El personaje de Gon me parece impresionante. Por supuesto, el protagonista es genial y está muy bien descrito e interpretado, pero la némesis de Yunjae es increíblemente  interesante. Gon es uno de esos personajes sobre cuyo pasado no sabemos demasiado y que, además, entran en la vida de los protagonistas como un huracán. Es maleducado, obsceno y está en contra de toda autoridad. Desde que desapareció cuando era muy pequeño, ha vivido en diversas casas de acogida, con familias que lo maltrataron, se ha juntado con malas compañías... Por lo tanto, el chico es un verdadero delincuente juvenil, siempre metido en líos. En cambio, a medida que vamos leyendo, Won-pyung Sohn, en un acto de complicidad con el lector, deja ver que el pequeño Gon no es como todo el mundo dice, sino que es mucho más profundo. Me ha interesado sobremanera este personaje por eso precisamente; me ha hecho reflexionar. A Gon se lo juzga durante todo el libro por ser un niño indómito y encolerizante. Empero, nunca se lo escucha o intenta comprender. Como sabréis si lo habéis leído, Gon es, en realidad, un chico de lo más sensible y leal, que además ha sufrido muchísimo y por ello tiene una relación complicada con su padre. Aunque eso ya lo dejo a vuestro juicio.

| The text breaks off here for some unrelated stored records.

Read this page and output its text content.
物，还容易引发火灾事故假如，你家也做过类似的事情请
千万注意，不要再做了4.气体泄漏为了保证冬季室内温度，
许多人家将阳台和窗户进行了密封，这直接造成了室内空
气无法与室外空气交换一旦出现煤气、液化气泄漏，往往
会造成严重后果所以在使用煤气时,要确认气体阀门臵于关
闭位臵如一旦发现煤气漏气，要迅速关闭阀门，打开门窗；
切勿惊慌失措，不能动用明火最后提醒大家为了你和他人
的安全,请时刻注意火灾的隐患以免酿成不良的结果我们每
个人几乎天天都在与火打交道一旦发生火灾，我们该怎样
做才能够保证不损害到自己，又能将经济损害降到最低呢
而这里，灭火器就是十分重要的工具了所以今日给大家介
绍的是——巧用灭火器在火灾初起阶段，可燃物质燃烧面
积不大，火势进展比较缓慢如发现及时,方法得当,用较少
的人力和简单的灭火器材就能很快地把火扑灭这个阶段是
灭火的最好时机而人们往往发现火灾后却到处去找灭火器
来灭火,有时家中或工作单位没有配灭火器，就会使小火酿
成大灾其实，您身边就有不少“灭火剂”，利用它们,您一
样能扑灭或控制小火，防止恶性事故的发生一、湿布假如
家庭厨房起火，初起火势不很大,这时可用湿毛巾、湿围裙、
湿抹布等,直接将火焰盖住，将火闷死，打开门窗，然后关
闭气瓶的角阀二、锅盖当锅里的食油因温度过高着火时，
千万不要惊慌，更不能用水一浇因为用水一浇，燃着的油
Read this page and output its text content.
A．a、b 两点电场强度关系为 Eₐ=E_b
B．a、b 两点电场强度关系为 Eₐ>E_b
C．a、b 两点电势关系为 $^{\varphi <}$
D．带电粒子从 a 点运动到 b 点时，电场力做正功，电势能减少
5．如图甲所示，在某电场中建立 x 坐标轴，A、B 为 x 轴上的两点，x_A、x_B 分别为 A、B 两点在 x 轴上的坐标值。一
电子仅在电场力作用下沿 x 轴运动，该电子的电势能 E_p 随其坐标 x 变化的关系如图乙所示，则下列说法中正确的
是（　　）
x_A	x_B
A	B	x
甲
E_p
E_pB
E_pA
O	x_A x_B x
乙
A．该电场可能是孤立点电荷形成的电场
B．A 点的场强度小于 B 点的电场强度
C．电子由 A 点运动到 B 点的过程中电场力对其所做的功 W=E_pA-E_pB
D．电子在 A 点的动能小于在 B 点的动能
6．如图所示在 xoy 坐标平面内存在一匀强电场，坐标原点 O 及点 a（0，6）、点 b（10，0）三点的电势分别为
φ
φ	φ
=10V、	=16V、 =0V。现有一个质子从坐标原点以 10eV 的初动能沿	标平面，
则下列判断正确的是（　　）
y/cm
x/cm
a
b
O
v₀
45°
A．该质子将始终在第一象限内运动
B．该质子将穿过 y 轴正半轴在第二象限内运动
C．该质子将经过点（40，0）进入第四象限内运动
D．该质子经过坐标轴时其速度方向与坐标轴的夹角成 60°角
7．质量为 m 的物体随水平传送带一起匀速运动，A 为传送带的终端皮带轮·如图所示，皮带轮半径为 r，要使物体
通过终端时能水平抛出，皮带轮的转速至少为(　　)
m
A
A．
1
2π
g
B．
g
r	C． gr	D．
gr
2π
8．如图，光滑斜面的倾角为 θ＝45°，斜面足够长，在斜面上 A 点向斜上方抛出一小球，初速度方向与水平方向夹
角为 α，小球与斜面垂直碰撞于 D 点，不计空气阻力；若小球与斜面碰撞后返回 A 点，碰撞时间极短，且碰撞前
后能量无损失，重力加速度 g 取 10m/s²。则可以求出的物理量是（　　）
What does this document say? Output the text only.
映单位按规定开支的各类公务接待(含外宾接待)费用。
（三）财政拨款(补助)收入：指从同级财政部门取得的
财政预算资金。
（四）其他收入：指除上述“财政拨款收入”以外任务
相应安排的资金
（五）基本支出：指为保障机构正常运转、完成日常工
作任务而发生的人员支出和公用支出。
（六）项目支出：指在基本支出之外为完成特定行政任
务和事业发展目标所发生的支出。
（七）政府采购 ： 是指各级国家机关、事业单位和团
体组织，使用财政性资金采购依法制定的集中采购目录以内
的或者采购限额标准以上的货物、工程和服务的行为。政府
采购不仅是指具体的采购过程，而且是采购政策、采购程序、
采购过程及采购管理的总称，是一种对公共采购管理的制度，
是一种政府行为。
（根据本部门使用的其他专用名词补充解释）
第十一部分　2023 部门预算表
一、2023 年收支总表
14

Si os gustan las novelas descriptivas pero austeras, con personajes entrañables y acción de lo más emotivo, Almendra es una novela estupenda. Como os he dicho, es muy emotiva y no negaré que he llorado varias veces durante la historia. De todas formas, la he disfrutado tanto, que la leí de una sentada, en apenas un día. La novela cuenta con 201 páginas, así que es bastante ligera. Además, muy cerquita del final, hay un plot twist que me dejó loca... ¡Ya me contaréis! 

¿Qué os ha parecido? ¿Lo habéis leído? ¿Planeáis hacerlo? ¡Os leo en los comentarios!